Essas são as grandes crises políticas desde a queda do presidente Alberto Fujimori em 2000 no Peru, onde o atual chefe de Estado, Martín Vizcarra, dissolveu na segunda-feira o Congresso, que em resposta o suspendeu do cargo.

Em 21 de novembro de 2000, em meio a um escândalo de corrupção, o Congresso destituiu o presidente Alberto Fujimori por "incapacidade moral permanente" (no poder desde 1990), que havia enviado sua renúncia às vésperas por fax do Japão, para onde fugiu.

O presidente do Congresso, o opositor moderado Valentín Paniagua, torna-se presidente interino.

Extraditado do Chile, em 2009 Fujimori foi condenado a 25 anos de prisão por corrupção e crimes contra a humanidade. Em dezembro de 2017, estando hospitalizado, se beneficia de um controvertido indulto "humanitário" do presidente Pedro Pablo Kuczynski, anulado em outubro de 2018.

Em julho de 2001, Alejandro Toledo é o primeiro chefe de estado de origem indígena a chegar ao poder.

Em junho de 2003, decreta um estado de emergência diante de uma onda de descontentamento social. Uma parte da oposição e da imprensa exigem sua saída por "incompetência". O gabinete liberado pelo primeiro-ministro Luis Solari renuncia em bloco. Beatriz Merino assume o cargo de primeira-ministra.

Em 11 de outubro de 2008, o presidente social-democrata Alan García, eleito em 2006 (após um primeiro mandato em 1985-1990), aceita a renúncia de seu gabinete após um suposto caso de corrupção envolvendo a companhia norueguesa de petróleo Discover Petroleum.
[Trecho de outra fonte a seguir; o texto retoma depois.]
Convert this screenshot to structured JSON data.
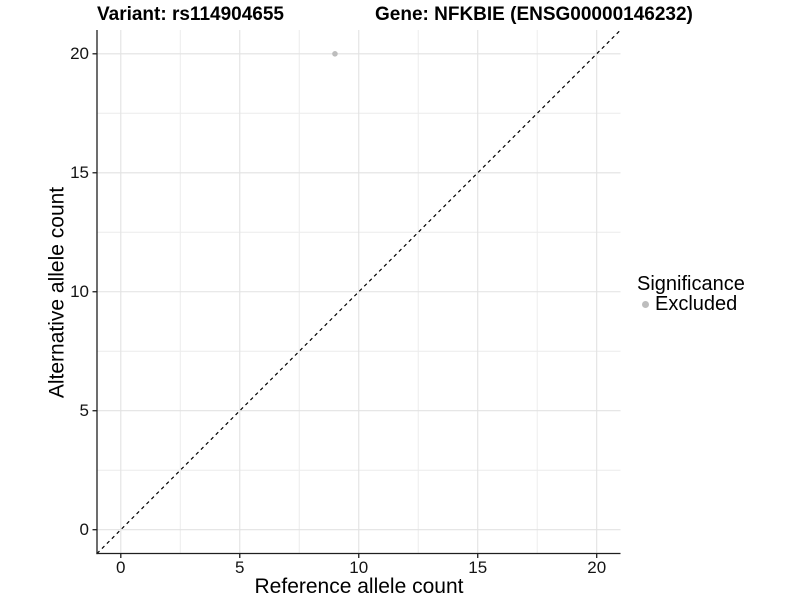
{
  "titles": {
    "left": "Variant: rs114904655",
    "right": "Gene: NFKBIE (ENSG00000146232)"
  },
  "chart_data": {
    "type": "scatter",
    "title_left": "Variant: rs114904655",
    "title_right": "Gene: NFKBIE (ENSG00000146232)",
    "xlabel": "Reference allele count",
    "ylabel": "Alternative allele count",
    "xlim": [
      -1,
      21
    ],
    "ylim": [
      -1,
      21
    ],
    "x_ticks": [
      0,
      5,
      10,
      15,
      20
    ],
    "y_ticks": [
      0,
      5,
      10,
      15,
      20
    ],
    "x_minor_ticks": [
      2.5,
      7.5,
      12.5,
      17.5
    ],
    "y_minor_ticks": [
      2.5,
      7.5,
      12.5,
      17.5
    ],
    "grid": "major and minor gridlines, light gray on white panel",
    "identity_line": {
      "style": "dashed",
      "color": "#000000",
      "from": [
        -1,
        -1
      ],
      "to": [
        21,
        21
      ]
    },
    "series": [
      {
        "name": "Excluded",
        "color": "#BDBDBD",
        "points": [
          {
            "x": 9,
            "y": 20
          }
        ]
      }
    ],
    "legend": {
      "title": "Significance",
      "position": "right",
      "entries": [
        {
          "label": "Excluded",
          "color": "#BDBDBD",
          "marker": "circle"
        }
      ]
    }
  },
  "colors": {
    "background": "#FFFFFF",
    "axis_line": "#1F1F1F",
    "tick_mark": "#1F1F1F",
    "grid_major": "#E2E2E2",
    "grid_minor": "#ECECEC",
    "identity_line": "#000000",
    "point": "#BDBDBD",
    "text": "#000000"
  }
}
Yehude Simon é nomeada como primeira-ministra com a missão de "erradicar" a corrupção.

Em 6 de junho de 2011, Ollanta Humala é eleito o primeiro presidente de esquerda no Peru em 36 anos. Em julho de 2012, membros de seu gabinete renunciam após serem fortemente criticados por lidar com conflitos sociais que deixaram 17 mortos no decorrer dos meses anteriores.

Em 1º de abril de 2015, a chefe de gabinete, Ana Jara, é destituída por uma moção de censura, a primeira em 50 anos, após um escândalo de espionagem em massa por parte dos serviços de inteligência. É sucedida por Pedro Cateriano, ministro da Defesa.
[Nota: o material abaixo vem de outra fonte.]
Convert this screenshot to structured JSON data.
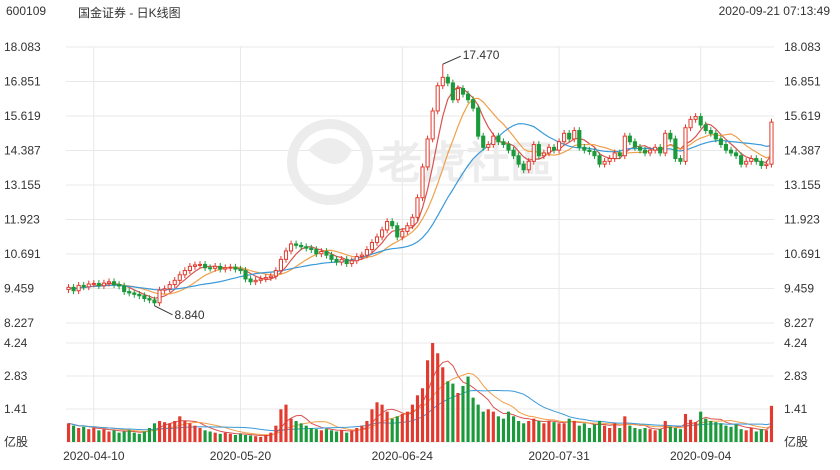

O presidente Pedro Pablo Kuczynski, eleito em 2016, fica no centro de uma investigação por suposta lavagem de dinheiro devido ao mega-escândalo de corrupção da multinacional Odebrecht, que atinge a classe política latino-americana.

A Odebrecht reconhece ter pago a políticos e funcionários peruanos subornos no valor de 29 milhões de dólares entre 2005 e 2014.